GREECE'S new left-wing finance minister says his government will not negotiate over the Greek bailout conditions with the "troika" team from the EU and IMF. Yanis Varoufakis said he was rather seeking direct talks with eurozone leaders, to try to cancel more than half the money Greece owes. He was speaking after meeting Jeroen Dijsselbloem,…

GREECE’S new left-wing finance minister says his government will not negotiate over the Greek bailout conditions with the “troika” team from the EU and IMF.

Yanis Varoufakis said he was rather seeking direct talks with eurozone leaders, to try to cancel more than half the money Greece owes.

He was speaking after meeting Jeroen Dijsselbloem, head of the eurozone group of finance ministers, in Athens.

Mr Dijsselbloem said Greece should stick to its reform commitments.

He said Greece and the Eurogroup had a “mutual interest in the further recovery of the Greek economy inside the eurozone” and warned against Athens acting unilaterally in its efforts to renegotiate its bailout.

Greece has endured tough budget cuts in return for its €240bn (£179bn; $270bn) bailout, agreed in 2010 with the “troika” – the European Commission, International Monetary Fund (IMF) and European Central Bank (ECB).
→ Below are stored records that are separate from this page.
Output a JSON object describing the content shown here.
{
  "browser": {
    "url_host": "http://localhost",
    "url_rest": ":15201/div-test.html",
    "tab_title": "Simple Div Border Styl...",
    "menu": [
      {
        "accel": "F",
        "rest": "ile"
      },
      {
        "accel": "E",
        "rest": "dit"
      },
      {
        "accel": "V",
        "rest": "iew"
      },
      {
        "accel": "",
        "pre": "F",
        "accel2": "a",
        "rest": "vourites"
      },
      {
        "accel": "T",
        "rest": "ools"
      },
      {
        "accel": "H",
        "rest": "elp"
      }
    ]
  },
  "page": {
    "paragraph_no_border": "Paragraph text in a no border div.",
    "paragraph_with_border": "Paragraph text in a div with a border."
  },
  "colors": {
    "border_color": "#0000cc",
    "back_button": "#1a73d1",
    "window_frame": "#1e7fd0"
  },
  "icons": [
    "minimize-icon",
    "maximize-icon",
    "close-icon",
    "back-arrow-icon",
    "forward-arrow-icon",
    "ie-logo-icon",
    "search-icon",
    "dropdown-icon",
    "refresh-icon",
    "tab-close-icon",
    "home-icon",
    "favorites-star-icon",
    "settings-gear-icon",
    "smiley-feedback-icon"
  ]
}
In Berlin, German Finance Minister Wolfgang Schaeuble said the Greeks should abide by their commitments, adding: “There’s no arguing with us about this and, what’s more, we are difficult to blackmail.”There was little warmth between the two men at the news conference, with Mr Dijsselbloem making a brusque exit.

Breaking with tradition, Mr Varoufakis wore an open-neck shirt – hanging loose at his belt. Mr Dijsselbloem was dressed conventionally.

On the troika, Mr Varoufakis said “we have no intention of co-operating with a three-member committee whose goal is to implement a programme whose logic we consider anti-European”.

Mr Dijsselbloem, who is also Dutch finance minister, said the two sides would decide what would happen next before the bailout programme ends – that is, by 28 February.

He also met Greek Prime Minister Alexis Tsipras in Athens, who led the Syriza radical left-wing coalition to victory in elections on Sunday.Mr Varoufakis, meanwhile, said Greece was not asking for an extension of the existing bailout, but seeking a “new agreement that will emerge following talks between all Europeans”.

He said he would seek “maximum co-operation” with Greece’s international creditors, but that he would not work through the troika, which he called “a committee built on rotten foundations”.

Mr Dijsselbloem rejected Mr Tsipras’s idea of convening a European conference on debt. “This conference already exists and it’s called the Eurogroup,” he told the news conference.Syriza won on an anti-austerity platform, promising to have half of Greece’s debt written off, and to roll back on deep cuts to jobs, pay and pensions.

The country’s economy has shrunk drastically since the 2008 global financial crisis, and high unemployment has thrown many Greeks into poverty.

The new government has already pressed ahead with cancelling major privatisation projects, including of the two main ports of Piraeus and Thessaloniki.

But EU officials have warned there is little appetite among eurozone countries for cutting the debt.

Greece has about €20bn (£15bn; $22.5bn) to repay this year, according to the Greek finance ministry.

Economists estimate that Greece needs to raise about €4.3bn in the first quarter.

Raoul Ruparel, head of economic research at Open Europe think-tank, told the BBC that maturing bonds worth about €6.5bn would have to be paid off to the ECB in July and August.

Less worrying for the new government are the €4bn in T-bills – short-term debt that can usually be rolled over. About €9bn in loans also has to be repaid – spread quite evenly through the year.